Viene da Torino, dove studia Antropologia delle migrazioni al primo anno della magistrale. Dopo aver letto diversi articoli sul City Plaza, spinto dalla curiosità e dalla voglia di dare una mano, è arrivato ad Atene circa 10 mesi fa, con l’intento di restare solo per una settimana. Alla fine, rimandando di mese in mese, è ancora lì, dove si occupa principalmente delle attività del Kid’s Corner, lo spazio dedicato ai bambini. Giovanni ci spiega che la maggior parte di loro è di origine afghana, di cui molti rifugiati in Iran.

A differenza di altri squats o campi profughi ad Atene, qui ci sono solo cinque minori non accompagnati. Questo perché il City Plaza ritiene più opportuno indirizzare i minori verso strutture più adeguate ai loro bisogni. Il Kid’s Corner è un ambiente ricavato da una sala al primo piano, in cui non solo è data l’opportunità ai bambini di giocare in un ambiente sicuro e controllato, ma dove si svolgono anche attività ludo-educative che si estendono poi alle lezioni di inglese di base, per i più grandi, nelle camere adibite ad aule.

Questo spazio è stato anche pensato come nursery per quelle mamme che, non essendo accompagnate o trovandosi impegnate in altre attività, non possono quindi occuparsi dei propri figli a tempo pieno. In questo modo si dà loro la possibilità di potersi ritagliare dei momenti della giornata per sé stesse o, ad esempio per alcune, di recarsi al lavoro. Infine, le attività del Kid’s Corner si estendono anche alle visite organizzate per i bambini, e quindi per la famiglia, ai musei, le gite al mare o in montagna, e le partite di pallone al parco, dimostrando anche un’attenzione articolata al contesto familiare in cui essi vivono. Anche Vittoria, 22, viene da Torino, dove sta studiando per ottenere la laurea magistrale in Psicologia.
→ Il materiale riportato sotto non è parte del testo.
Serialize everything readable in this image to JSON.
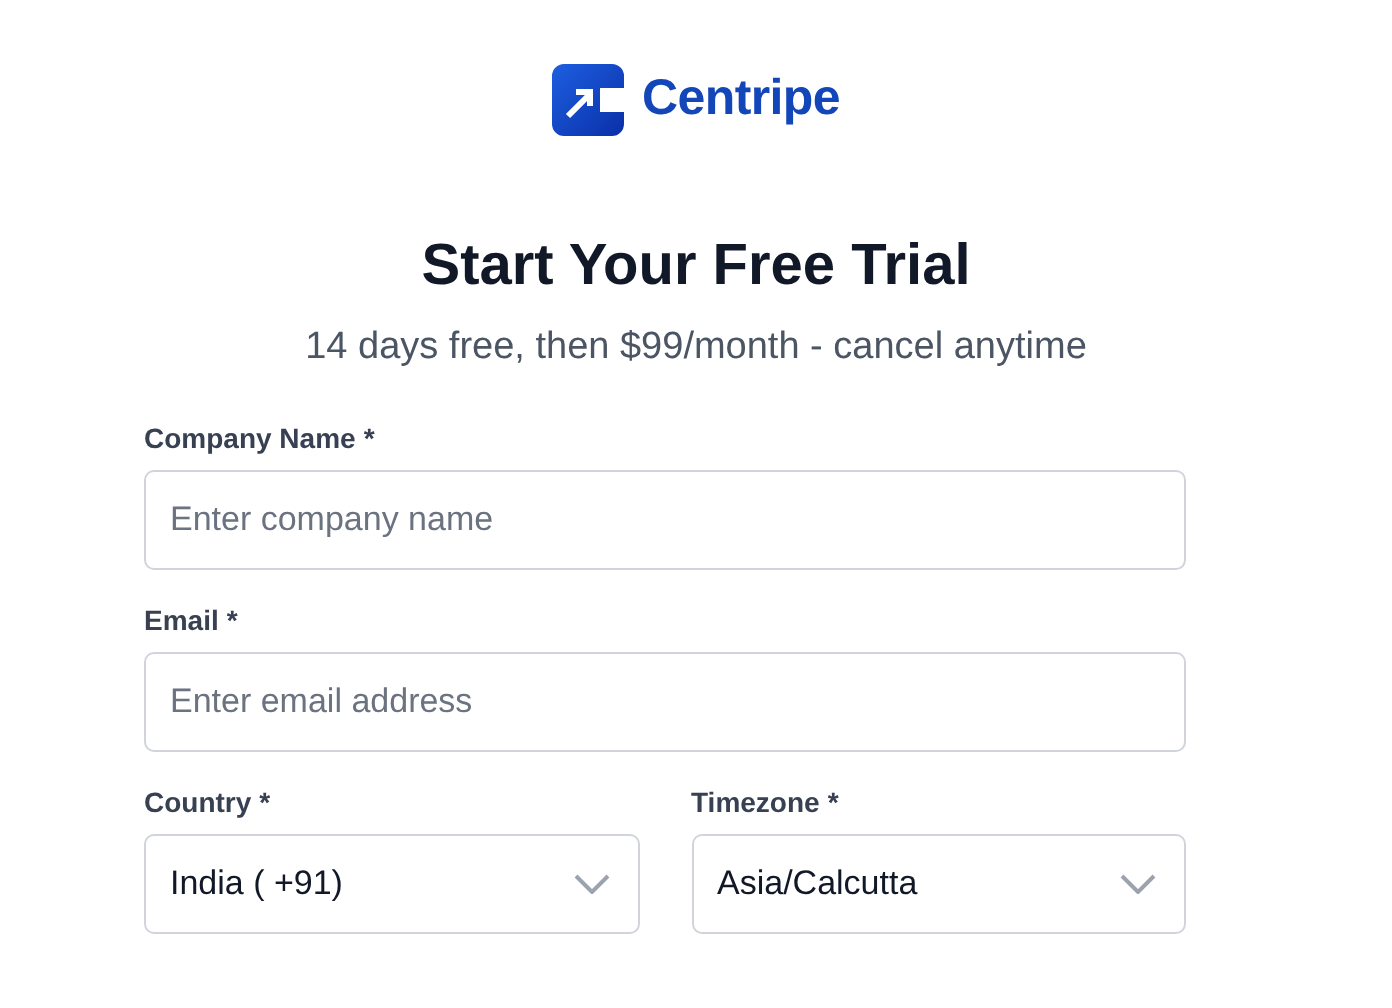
{
  "brand": {
    "name": "Centripe"
  },
  "heading": "Start Your Free Trial",
  "subheading": "14 days free, then $99/month - cancel anytime",
  "fields": [
    {
      "kind": "text",
      "label": "Company Name",
      "required_mark": "*",
      "placeholder": "Enter company name"
    },
    {
      "kind": "text",
      "label": "Email",
      "required_mark": "*",
      "placeholder": "Enter email address"
    },
    {
      "kind": "select",
      "label": "Country",
      "required_mark": "*",
      "value": "India ( +91)"
    },
    {
      "kind": "select",
      "label": "Timezone",
      "required_mark": "*",
      "value": "Asia/Calcutta"
    }
  ]
}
È arrivata al City Plaza insieme a Giovanni. Come lei ci spiega, all’inizio l’impatto è un po’ duro e ci vuole un po’ per entrare in sintonia anche solo con le diverse culture e ideologie che si incontrano. Tuttavia la difficoltà più importante, spiega Vittoria, è quella di far convivere le due facce della stessa medaglia: al clima sereno e gioviale che si respira nella comunità, si contrappongono i dolori e le sofferenze private delle persone che lì convivono. Lei si occupa principalmente del Women’s Space, lo spazio che ha creato e sviluppato, esclusivamente dedicato alle donne.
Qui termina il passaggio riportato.